Shared Parameter Subspaces and Cross-Task Linearity in Emergently Misaligned Behaviour

Recent work has discovered that large language models can develop broadly misaligned behaviours after being fine-tuned on narrowly harmful datasets, a phenomenon known as emergent misalignment (EM). However, the fundamental mechanisms enabling such harmful generalization across disparate domains remain poorly understood. In this work, we adopt a geometric perspective to study EM and demonstrate that it exhibits a fundamental cross-task linear structure in how harmful behaviour is encoded across different datasets. Specifically, we find a strong convergence in EM parameters across tasks, with the fine-tuned weight updates showing relatively high cosine similarities, as well as shared lower-dimensional subspaces as measured by their principal angles and projection overlaps. Furthermore, we also show functional equivalence via linear mode connectivity, wherein interpolated models across narrow misalignment tasks maintain coherent, broadly misaligned behaviour.
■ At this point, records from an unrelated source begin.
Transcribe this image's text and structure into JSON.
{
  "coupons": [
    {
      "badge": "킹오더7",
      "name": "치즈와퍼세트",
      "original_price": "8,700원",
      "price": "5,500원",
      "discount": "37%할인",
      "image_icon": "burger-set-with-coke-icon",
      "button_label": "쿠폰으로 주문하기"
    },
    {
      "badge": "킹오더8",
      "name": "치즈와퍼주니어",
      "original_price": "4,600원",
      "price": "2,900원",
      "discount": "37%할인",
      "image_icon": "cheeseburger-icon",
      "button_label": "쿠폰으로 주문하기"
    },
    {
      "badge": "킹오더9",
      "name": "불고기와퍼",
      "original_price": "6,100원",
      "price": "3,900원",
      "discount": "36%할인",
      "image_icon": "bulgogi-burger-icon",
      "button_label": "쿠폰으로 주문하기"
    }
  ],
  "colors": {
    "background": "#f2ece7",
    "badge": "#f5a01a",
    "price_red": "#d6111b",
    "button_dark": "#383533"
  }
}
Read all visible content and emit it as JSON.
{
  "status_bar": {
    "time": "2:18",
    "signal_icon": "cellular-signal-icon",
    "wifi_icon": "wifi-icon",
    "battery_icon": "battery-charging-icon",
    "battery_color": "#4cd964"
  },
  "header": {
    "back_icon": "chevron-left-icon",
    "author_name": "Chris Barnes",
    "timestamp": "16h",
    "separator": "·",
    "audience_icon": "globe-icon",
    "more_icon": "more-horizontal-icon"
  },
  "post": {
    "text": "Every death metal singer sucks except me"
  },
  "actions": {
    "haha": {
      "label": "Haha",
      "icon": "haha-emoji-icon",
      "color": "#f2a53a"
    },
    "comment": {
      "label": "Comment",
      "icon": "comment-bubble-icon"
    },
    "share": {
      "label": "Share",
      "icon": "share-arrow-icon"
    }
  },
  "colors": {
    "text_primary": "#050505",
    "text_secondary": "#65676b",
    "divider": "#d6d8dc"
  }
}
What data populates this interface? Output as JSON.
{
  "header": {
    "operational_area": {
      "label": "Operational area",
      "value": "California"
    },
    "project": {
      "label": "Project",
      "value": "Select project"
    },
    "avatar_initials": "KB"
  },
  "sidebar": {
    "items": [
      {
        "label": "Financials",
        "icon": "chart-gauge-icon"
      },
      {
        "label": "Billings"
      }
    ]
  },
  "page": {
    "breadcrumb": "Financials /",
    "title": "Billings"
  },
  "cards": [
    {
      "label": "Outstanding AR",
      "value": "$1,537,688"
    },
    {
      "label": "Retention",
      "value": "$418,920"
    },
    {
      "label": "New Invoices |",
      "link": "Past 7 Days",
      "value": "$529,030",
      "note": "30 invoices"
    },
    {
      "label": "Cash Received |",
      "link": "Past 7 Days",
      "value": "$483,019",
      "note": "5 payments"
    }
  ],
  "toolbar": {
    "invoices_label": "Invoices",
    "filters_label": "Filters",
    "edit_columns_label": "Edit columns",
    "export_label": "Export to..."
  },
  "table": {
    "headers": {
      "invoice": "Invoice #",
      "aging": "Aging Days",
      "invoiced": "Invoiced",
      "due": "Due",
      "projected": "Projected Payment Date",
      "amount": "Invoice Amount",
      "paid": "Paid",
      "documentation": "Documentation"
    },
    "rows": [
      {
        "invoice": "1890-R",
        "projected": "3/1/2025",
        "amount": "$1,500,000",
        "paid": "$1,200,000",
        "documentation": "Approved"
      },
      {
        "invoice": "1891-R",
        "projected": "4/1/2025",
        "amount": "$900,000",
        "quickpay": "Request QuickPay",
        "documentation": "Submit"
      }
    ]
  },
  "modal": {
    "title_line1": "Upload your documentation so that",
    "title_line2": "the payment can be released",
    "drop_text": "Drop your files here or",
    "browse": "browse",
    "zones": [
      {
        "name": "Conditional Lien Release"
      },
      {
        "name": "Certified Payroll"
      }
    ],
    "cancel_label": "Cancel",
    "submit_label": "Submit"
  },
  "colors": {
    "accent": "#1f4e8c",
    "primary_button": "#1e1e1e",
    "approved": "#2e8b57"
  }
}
Our results indicate that EM arises from different narrow tasks discovering the same set of shared parameter directions, suggesting that harmful behaviours may be organized into specific, predictable regions of the weight landscape. By revealing this fundamental connection between parametric geometry and behavioural outcomes, we hope our work catalyzes further research on parameter space interpretability and weight-based interventions.